Disclaimer: I do not own The Mortal Instruments, Angels by Mayday Parade, or this quote.


She's pretending like she don't miss you.

You're pretending you don't give a damn.

Ego is a hell of a drug.

She's trying desperately not to call him.

He's trying desperately not to go over there.

She has to remember to avoid her, their, favourite coffee shop between the hours of six and eight, because he goes there before work.

He actually stopped going there at all, because it was her place first.

She can't tell him what she doesn't know, which is why she left.

He can't tell her what he doesn't know, which is why he left.

Neither one knows what happened that night.

Why they got in separate taxis, and went away.

Neither of them are sure they want to know.

Except they both might remember, eventually.

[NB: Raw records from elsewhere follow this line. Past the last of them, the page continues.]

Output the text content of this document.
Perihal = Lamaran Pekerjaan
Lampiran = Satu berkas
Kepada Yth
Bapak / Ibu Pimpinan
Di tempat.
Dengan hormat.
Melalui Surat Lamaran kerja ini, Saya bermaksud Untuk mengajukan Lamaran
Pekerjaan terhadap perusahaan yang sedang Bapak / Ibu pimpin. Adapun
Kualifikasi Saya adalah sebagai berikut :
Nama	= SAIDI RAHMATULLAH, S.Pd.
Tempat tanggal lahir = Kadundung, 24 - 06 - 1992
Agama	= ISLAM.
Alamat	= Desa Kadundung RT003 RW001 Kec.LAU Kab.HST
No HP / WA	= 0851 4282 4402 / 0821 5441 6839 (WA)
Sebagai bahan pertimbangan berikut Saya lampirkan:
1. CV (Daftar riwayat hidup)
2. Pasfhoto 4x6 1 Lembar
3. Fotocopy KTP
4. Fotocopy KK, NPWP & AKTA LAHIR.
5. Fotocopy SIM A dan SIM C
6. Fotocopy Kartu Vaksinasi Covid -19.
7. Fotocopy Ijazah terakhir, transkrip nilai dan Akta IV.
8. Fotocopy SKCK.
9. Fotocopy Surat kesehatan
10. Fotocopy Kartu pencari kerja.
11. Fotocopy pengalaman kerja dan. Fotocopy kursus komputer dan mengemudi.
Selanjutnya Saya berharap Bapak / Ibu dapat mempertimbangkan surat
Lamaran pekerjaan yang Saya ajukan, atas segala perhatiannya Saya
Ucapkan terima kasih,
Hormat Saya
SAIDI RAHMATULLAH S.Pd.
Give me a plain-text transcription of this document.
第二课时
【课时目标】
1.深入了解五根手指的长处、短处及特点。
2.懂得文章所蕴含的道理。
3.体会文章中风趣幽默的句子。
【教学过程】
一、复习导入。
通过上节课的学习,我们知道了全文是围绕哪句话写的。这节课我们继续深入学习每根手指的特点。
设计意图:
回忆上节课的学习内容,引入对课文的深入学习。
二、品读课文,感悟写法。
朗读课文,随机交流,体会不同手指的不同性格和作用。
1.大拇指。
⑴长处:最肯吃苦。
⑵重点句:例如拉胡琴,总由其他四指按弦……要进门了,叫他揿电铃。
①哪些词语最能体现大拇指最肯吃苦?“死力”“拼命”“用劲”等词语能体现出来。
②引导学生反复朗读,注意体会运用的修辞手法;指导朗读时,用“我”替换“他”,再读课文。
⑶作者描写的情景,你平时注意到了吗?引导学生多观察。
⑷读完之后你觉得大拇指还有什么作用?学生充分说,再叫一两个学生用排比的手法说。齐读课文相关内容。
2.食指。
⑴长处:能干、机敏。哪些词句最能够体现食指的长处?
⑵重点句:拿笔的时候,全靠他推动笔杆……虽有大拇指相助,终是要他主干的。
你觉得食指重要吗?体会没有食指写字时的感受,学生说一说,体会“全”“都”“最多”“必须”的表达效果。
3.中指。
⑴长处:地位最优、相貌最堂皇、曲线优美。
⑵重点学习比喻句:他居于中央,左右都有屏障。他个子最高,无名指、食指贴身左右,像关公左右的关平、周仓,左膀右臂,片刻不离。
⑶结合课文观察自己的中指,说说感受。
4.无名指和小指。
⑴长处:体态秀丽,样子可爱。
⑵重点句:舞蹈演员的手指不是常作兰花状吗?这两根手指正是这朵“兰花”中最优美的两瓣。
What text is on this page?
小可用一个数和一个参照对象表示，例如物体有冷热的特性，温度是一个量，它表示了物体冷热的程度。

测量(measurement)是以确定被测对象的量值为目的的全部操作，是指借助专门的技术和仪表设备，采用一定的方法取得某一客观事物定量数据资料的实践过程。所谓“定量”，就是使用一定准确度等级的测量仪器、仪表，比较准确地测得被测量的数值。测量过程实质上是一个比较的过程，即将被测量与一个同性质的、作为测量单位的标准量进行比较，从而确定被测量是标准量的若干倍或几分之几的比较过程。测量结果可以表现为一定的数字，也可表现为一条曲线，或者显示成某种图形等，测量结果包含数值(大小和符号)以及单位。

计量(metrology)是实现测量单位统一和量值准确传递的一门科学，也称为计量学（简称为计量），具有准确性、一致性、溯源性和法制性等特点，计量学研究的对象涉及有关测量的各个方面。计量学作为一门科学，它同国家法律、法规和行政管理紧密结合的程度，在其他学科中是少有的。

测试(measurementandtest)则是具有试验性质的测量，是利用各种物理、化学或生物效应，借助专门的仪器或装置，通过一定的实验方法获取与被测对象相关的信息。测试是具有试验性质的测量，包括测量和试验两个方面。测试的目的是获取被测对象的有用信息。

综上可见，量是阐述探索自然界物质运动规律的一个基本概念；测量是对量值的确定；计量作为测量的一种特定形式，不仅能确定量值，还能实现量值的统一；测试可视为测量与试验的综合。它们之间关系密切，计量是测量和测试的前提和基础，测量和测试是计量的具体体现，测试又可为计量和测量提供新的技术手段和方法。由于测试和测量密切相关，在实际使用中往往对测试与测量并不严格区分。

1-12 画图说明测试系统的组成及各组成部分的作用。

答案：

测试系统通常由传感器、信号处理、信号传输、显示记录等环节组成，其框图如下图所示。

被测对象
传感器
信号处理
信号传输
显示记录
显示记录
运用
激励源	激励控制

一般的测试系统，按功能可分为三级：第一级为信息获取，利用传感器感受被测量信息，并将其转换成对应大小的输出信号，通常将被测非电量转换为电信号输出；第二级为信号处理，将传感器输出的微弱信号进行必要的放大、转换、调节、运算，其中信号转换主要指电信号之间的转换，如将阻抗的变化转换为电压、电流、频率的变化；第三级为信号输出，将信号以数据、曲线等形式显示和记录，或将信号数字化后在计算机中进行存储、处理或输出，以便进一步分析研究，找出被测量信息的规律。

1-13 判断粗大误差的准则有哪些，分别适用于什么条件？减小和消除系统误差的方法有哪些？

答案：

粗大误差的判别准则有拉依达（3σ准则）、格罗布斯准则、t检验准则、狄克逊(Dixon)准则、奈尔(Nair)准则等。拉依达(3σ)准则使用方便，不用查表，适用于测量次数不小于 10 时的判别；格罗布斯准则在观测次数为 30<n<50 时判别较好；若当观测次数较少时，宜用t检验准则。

When they are older, and happier, and they look back on their relationship, and wonder where it all went wrong.

And then they'll know.

Because what they had was a hell of a relationship.

It was a whirlwind of lies, and love, and hate, and sex, and smiles.

But rarely did it involve the truth.

Did they love each other?

Maybe.

Did they love the relationship?

Yes.

So, when they look back on it, they realize what happened.

She got sick of the lies, and the hate.

He got sick of the love, and the smiles.

But, oh, when they look back on it, they'll miss it.

They'll miss all of it, every single bit.

And they'll wish that they hadn't had that fight, that they hadn't yelled, and screamed, and woken up the neighbours kids.

And he'll wish that he hadn't left, and gone straight to a bar.

And she'll wish that she'd gone after him, not gone back to her place.

And when they meet again in the coffee shop, they'll sit down and reminisce about the old times, when they were happy, and nothing was hard.

And they'll promise each other, this time, no more lies, no more hate.

And they thought, we'll never get sick of this.

Talk is cheap and your lies were expensive.


I really like this style of writing, guys. I think I've found my calling. Haha, no, just kidding.

So, today is self harm awareness day. I was thinking about writing a piece about that, but this came out instead. I have two pieces mentioning self harm, so I guess you guys can check those out. I mean, they're depressing, so. Anyways, as some of you may know, I used to struggle with self harm. It was a very hard point in my life, and I'm glad to say I've gotten though it. However, it's not exactly just goes away. I mean, especially if you do it if you're depressed, it's something that stays with you for a long time. And if you have scars, those stay with you your whole life. I'm proud of my scars, because they show that I am strong. I want you all to know that you CAN get through this, and I am here for you. I love all of you.